Ralph Steiner

Nationality

American

Lifetime

1899-1986

Biography

Ralph Steiner American, 1899-1986 Ralph Steiner (born in Cleveland) was a modernist photographer and filmmaker known for his clear, sharply focused images of everyday America. Having developed an early interest in photography, Steiner spent the year following graduation from Dartmouth College studying at the Clarence H. White School of Photography in New York (1921-22). He worked as a plate engraver at the Manhattan Photogravure Company, then undertook a career as a magazine and advertising photographer. Deeply impressed by the technical quality of Paul Strand's pictures, Steiner spent the summer and early fall of 1929 improving his own technical skills.
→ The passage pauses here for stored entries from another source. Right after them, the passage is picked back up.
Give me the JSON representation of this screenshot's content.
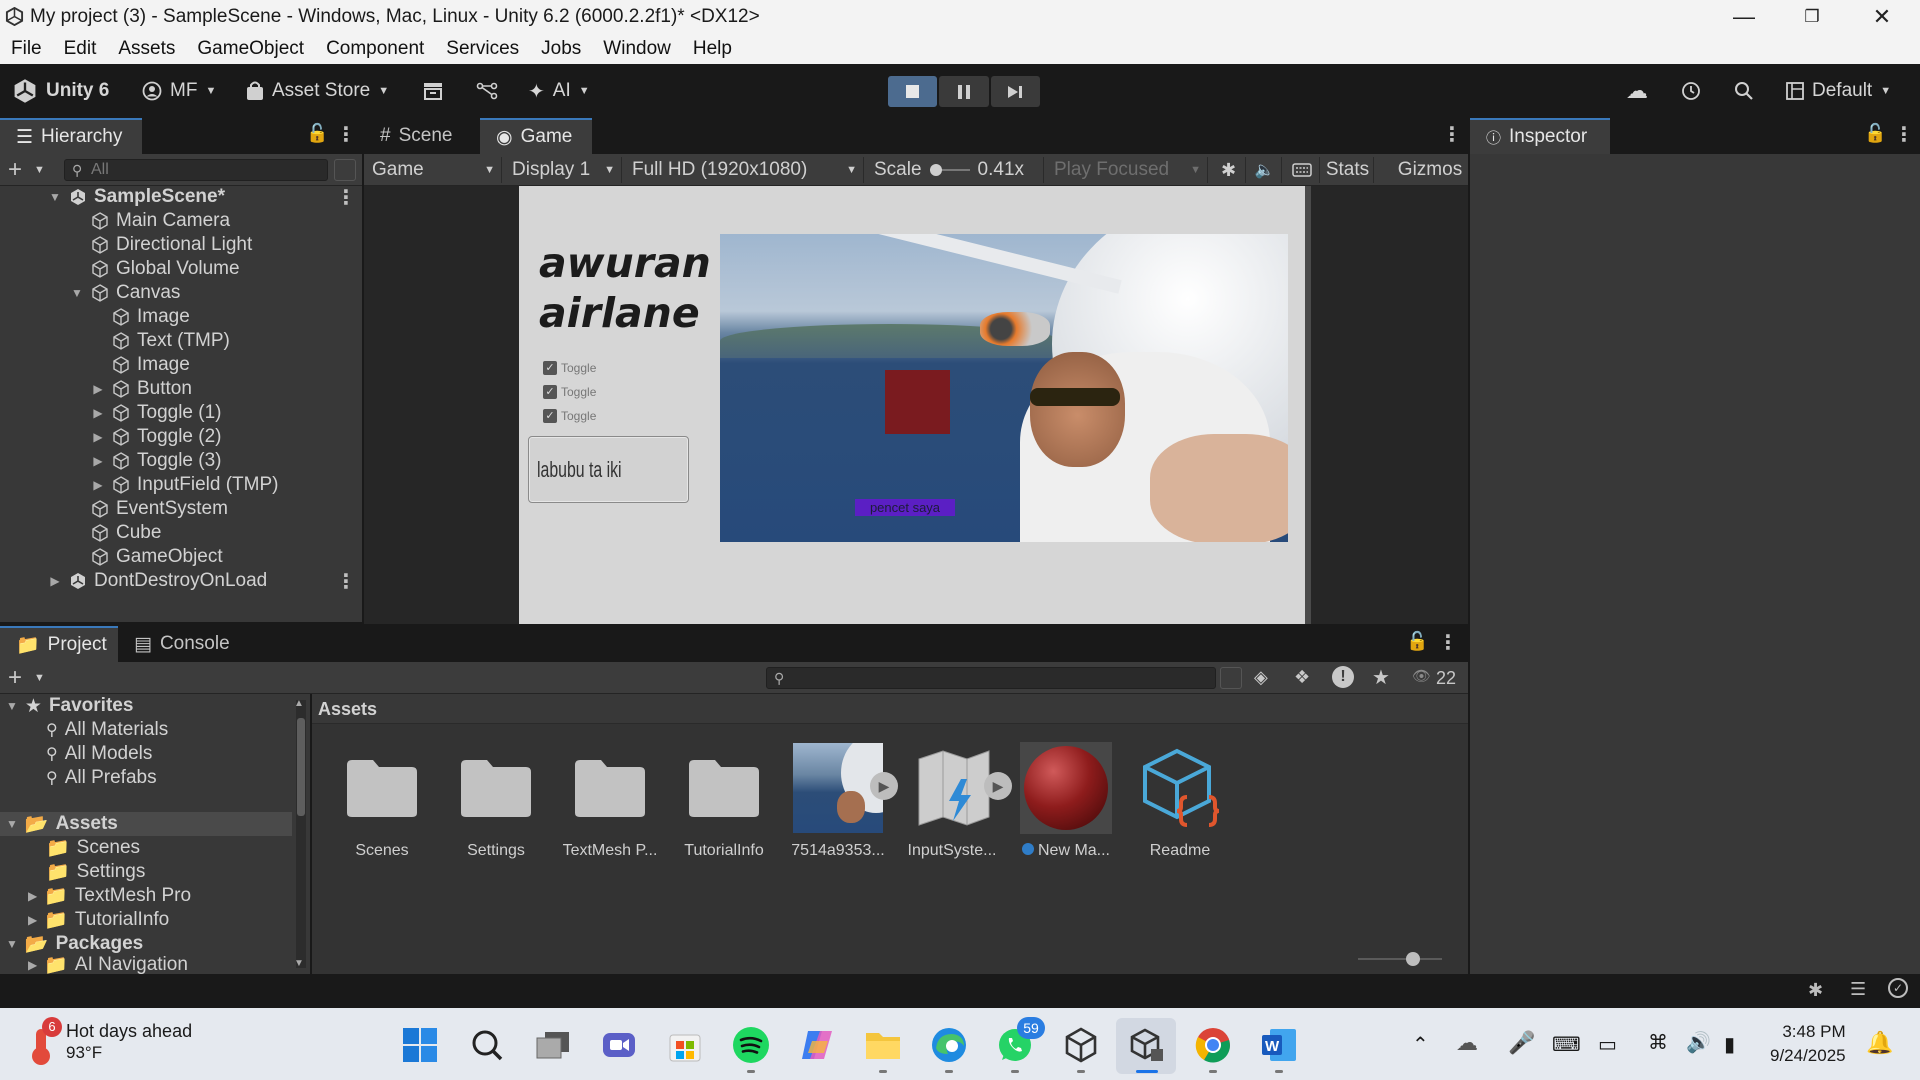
{
  "window": {
    "title": "My project (3) - SampleScene - Windows, Mac, Linux - Unity 6.2 (6000.2.2f1)* <DX12>"
  },
  "menu": [
    "File",
    "Edit",
    "Assets",
    "GameObject",
    "Component",
    "Services",
    "Jobs",
    "Window",
    "Help"
  ],
  "toolbar": {
    "unity_label": "Unity 6",
    "account": "MF",
    "asset_store": "Asset Store",
    "ai": "AI",
    "layout": "Default"
  },
  "hierarchy": {
    "tab": "Hierarchy",
    "search_placeholder": "All",
    "items": [
      {
        "label": "SampleScene*"
      },
      {
        "label": "Main Camera"
      },
      {
        "label": "Directional Light"
      },
      {
        "label": "Global Volume"
      },
      {
        "label": "Canvas"
      },
      {
        "label": "Image"
      },
      {
        "label": "Text (TMP)"
      },
      {
        "label": "Image"
      },
      {
        "label": "Button"
      },
      {
        "label": "Toggle (1)"
      },
      {
        "label": "Toggle (2)"
      },
      {
        "label": "Toggle (3)"
      },
      {
        "label": "InputField (TMP)"
      },
      {
        "label": "EventSystem"
      },
      {
        "label": "Cube"
      },
      {
        "label": "GameObject"
      },
      {
        "label": "DontDestroyOnLoad"
      }
    ]
  },
  "scene_tabs": {
    "scene": "Scene",
    "game": "Game"
  },
  "game_toolbar": {
    "mode": "Game",
    "display": "Display 1",
    "resolution": "Full HD (1920x1080)",
    "scale_label": "Scale",
    "scale_value": "0.41x",
    "play_focus": "Play Focused",
    "stats": "Stats",
    "gizmos": "Gizmos"
  },
  "game_view": {
    "title_line1": "awuran",
    "title_line2": "airlane",
    "toggles": [
      "Toggle",
      "Toggle",
      "Toggle"
    ],
    "input_text": "labubu ta iki",
    "button_text": "pencet saya"
  },
  "inspector": {
    "tab": "Inspector"
  },
  "project": {
    "tab_project": "Project",
    "tab_console": "Console",
    "visible_count": "22",
    "breadcrumb": "Assets",
    "tree": {
      "favorites": "Favorites",
      "favorites_items": [
        "All Materials",
        "All Models",
        "All Prefabs"
      ],
      "assets": "Assets",
      "assets_items": [
        "Scenes",
        "Settings",
        "TextMesh Pro",
        "TutorialInfo"
      ],
      "packages": "Packages",
      "packages_items": [
        "AI Navigation"
      ]
    },
    "assets": [
      {
        "label": "Scenes",
        "icon": "folder-icon"
      },
      {
        "label": "Settings",
        "icon": "folder-icon"
      },
      {
        "label": "TextMesh P...",
        "icon": "folder-icon"
      },
      {
        "label": "TutorialInfo",
        "icon": "folder-icon"
      },
      {
        "label": "7514a9353...",
        "icon": "image-thumbnail"
      },
      {
        "label": "InputSyste...",
        "icon": "input-actions-icon"
      },
      {
        "label": "New Ma...",
        "icon": "material-sphere"
      },
      {
        "label": "Readme",
        "icon": "readme-icon"
      }
    ]
  },
  "taskbar": {
    "weather_badge": "6",
    "weather_title": "Hot days ahead",
    "weather_temp": "93°F",
    "whatsapp_badge": "59",
    "time": "3:48 PM",
    "date": "9/24/2025"
  },
  "colors": {
    "accent": "#3a79bb",
    "panel": "#383838",
    "play_active": "#4c6b8f",
    "ui_button": "#5b1fc4",
    "red_image": "#7a1b1f"
  }
}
That same year he also began experimenting with filmmaking, producing the avant-garde film H2O. During the 1930s he continued to make films, producing Surf and Seaweed, Mechanical Principles, and Pie in the Sky. In 1935 Steiner joined Strand as a cameraman on Pare Lorentz's documentary film, The Plow that Broke the Plains, and several years later collaborated with photographer Willard Van Dyke on The City, a documentary shown at the 1939 New York World's Fair. In the early 1940s Steiner moved to Hollywood, where he worked for mgm and rko. Upon his return to New York later in the decade, he resumed his career as a commercial photographer. During the 1960s he was able to spend more time doing his own work, producing both photographs and films. His autobiography, A Point of View (1978), was followed by a book of his cloud photographs, In Pursuit of Clouds (1985). M.M.